I will confess, under my mantra of don't make yourself nuts eating local, that I have purchased during the last four years, various seafood--I'm a sucker for the marinated shrimp skewers at Whole Foods when they are on sale. I also very much eat canned tuna, sardines, anchovies, and herrings, but at least these fall into my made to travel exception. These purchases aside, I sometimes miss seafood. What keeps me missing it too much is the quality of seafood around here, at least for the price. What also keeps me from missing seafood is the good fish options.

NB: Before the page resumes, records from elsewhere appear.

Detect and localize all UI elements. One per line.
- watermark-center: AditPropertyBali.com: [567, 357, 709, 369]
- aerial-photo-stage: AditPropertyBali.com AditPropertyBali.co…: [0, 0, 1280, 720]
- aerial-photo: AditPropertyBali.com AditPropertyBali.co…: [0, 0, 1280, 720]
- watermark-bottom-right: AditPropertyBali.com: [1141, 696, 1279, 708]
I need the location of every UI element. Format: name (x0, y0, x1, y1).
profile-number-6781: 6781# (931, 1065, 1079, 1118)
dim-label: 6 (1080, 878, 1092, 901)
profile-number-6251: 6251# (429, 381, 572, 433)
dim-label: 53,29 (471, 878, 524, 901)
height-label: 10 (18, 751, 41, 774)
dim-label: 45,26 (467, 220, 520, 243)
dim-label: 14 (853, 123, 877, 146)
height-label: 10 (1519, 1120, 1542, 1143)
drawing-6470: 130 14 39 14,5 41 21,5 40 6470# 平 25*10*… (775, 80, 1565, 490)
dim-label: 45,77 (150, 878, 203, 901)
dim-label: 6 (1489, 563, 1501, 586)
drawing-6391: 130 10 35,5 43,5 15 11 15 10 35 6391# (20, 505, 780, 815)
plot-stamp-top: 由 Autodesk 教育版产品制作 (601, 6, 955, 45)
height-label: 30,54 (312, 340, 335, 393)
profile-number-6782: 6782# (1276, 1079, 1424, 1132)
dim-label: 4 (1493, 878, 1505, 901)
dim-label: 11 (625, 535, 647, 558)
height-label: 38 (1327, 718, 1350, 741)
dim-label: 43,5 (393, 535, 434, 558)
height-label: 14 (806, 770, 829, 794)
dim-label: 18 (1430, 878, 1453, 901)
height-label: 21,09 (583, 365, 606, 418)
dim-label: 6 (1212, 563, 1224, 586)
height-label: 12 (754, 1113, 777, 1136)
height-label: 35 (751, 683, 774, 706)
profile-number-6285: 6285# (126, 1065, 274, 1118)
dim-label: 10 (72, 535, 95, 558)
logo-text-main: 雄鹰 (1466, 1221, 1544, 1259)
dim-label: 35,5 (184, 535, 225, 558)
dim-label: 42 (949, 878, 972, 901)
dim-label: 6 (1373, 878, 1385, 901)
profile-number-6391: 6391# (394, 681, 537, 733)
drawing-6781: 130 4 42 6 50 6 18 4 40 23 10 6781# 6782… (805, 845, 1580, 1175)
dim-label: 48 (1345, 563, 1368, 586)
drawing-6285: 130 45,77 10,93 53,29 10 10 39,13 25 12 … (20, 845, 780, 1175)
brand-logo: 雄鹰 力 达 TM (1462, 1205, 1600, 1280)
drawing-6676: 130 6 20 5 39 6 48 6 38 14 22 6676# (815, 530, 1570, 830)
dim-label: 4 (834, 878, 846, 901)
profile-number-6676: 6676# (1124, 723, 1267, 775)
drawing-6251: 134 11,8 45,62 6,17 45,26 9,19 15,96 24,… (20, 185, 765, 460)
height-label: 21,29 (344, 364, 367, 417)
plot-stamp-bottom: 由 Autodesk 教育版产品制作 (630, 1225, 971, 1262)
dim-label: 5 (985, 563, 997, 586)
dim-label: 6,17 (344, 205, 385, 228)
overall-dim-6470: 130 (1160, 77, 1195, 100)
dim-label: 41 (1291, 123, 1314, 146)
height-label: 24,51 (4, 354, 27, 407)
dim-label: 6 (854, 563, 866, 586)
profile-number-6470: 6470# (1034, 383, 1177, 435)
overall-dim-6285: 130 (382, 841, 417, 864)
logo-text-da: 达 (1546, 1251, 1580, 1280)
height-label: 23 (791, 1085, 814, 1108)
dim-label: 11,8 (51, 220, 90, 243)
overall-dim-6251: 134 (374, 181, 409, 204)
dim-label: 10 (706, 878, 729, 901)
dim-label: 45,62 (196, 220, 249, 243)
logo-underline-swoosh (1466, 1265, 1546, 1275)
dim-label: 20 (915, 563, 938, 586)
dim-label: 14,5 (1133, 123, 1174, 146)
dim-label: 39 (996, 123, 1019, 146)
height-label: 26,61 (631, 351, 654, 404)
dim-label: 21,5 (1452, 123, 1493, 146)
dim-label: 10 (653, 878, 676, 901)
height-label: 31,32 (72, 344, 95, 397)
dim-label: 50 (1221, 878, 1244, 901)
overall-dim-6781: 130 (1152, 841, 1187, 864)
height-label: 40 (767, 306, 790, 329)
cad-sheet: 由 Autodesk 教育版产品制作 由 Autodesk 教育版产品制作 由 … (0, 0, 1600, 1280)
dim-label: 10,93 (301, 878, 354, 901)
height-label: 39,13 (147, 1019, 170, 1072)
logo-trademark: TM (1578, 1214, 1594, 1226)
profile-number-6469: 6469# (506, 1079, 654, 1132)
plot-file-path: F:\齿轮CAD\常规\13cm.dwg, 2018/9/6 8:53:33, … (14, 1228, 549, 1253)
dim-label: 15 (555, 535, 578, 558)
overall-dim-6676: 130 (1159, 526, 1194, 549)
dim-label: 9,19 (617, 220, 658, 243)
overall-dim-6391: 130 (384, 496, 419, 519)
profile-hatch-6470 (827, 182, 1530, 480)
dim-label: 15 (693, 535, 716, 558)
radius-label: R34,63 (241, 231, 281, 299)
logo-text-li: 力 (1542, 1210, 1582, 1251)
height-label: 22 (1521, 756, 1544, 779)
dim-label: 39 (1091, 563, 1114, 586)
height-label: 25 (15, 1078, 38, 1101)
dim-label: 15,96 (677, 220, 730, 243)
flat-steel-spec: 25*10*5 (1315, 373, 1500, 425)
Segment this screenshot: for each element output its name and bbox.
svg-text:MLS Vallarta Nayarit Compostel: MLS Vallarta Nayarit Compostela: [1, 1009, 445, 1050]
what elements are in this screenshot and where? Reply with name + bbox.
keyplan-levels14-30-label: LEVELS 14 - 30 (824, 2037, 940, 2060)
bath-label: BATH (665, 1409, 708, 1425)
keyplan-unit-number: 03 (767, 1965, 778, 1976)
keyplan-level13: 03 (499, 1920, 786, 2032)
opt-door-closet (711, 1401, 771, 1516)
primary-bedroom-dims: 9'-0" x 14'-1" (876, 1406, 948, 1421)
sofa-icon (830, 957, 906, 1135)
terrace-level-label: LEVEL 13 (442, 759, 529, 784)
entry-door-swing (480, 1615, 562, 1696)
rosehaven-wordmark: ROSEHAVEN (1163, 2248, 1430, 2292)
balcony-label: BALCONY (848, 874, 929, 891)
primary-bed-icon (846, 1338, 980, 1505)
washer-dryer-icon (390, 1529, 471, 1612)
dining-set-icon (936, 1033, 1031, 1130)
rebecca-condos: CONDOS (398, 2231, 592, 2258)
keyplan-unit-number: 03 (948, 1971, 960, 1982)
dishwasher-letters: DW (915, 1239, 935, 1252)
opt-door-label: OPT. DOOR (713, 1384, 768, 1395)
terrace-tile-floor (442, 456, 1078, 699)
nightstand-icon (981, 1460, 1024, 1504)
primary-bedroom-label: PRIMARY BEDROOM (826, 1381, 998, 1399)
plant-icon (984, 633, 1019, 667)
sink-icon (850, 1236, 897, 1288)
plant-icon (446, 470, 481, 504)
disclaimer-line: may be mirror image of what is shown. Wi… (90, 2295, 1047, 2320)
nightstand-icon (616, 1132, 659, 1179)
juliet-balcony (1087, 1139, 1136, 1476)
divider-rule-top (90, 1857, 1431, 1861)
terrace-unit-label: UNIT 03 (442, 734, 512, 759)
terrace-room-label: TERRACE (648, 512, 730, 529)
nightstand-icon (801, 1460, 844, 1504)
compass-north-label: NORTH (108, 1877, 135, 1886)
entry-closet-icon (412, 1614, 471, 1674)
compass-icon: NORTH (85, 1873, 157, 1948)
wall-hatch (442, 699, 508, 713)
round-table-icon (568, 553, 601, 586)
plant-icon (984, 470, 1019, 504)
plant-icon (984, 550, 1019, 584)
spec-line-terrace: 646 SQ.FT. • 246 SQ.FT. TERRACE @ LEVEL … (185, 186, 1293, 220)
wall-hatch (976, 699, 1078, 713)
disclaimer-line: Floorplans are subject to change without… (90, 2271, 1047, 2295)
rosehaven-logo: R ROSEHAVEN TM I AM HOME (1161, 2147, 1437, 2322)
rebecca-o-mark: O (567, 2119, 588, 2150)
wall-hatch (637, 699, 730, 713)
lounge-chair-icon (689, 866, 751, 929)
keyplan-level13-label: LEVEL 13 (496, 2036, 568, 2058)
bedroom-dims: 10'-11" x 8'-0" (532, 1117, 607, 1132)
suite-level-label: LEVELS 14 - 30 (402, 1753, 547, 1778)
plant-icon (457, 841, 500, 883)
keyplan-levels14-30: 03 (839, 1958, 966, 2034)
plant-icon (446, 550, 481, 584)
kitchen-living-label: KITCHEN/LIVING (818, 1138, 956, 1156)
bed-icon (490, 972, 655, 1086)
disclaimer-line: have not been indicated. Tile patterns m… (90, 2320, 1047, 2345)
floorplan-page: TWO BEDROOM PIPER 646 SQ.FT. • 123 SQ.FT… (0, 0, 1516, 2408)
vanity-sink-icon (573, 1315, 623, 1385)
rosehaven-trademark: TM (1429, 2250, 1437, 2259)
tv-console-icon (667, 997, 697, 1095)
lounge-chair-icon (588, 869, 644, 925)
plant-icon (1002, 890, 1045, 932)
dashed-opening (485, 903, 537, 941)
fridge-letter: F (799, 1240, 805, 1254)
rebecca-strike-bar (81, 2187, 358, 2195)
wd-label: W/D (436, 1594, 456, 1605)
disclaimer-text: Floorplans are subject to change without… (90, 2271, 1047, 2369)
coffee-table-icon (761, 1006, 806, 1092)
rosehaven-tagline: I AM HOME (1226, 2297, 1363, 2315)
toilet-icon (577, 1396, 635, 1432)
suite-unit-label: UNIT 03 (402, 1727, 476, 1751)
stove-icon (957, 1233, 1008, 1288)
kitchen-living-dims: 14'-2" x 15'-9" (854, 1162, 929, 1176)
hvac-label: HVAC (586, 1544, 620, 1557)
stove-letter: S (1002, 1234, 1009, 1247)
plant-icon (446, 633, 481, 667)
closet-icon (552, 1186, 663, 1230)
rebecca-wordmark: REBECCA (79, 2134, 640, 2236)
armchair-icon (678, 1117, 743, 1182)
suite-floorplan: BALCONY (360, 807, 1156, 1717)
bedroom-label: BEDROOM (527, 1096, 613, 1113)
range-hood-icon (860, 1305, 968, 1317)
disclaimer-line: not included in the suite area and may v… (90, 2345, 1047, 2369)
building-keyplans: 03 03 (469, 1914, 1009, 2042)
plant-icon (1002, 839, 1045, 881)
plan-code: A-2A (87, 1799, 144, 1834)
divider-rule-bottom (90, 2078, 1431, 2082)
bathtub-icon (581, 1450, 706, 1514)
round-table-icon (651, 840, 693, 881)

If I do not purchase halibut at the store or some version of salmon, I am not without my fish. It can come from the Great Lakes, and it can come from area fish farms. Great Lakes fish include perch and whitefish, with the latter being cheaper and more available. It is common to find Great Lakes fish at area supermarkets, but it is really worth a trip to Devon Ave. for the last of the old time Jewish fishmongers, which these days means a Mexican fishmonger. No place sells a fresher whitefish than Roberts. Roberts alone will keep you from missing ocean fish. Farm raised fish carries mixed connotations. To some it can seem too tasteless and too eco-damaging. I am pretty sure the organic, sustainable system at AquaRanch is green. I'll leave the taste of their tilapia to you. Try this fish raised in Illinois from the freezer case at Cassie's Green Grocer. I'm plenty happy with the flavor of farm raised rainbow trout from Rushing Waters farm in Wisconsin. These fish are widely found at markets in the Chicago area, including Whole Foods. If you ever travel to farmer's markets in Wisconsin, you will find smaller producers of farm raised fish. The Chicago area local diet may not have seafood, but it does not need to be fish-less.

Success in your eat local challenge comes from keeping your diet diverse. There is no reason that local cannot be diverse. Make it diverse by including local fish.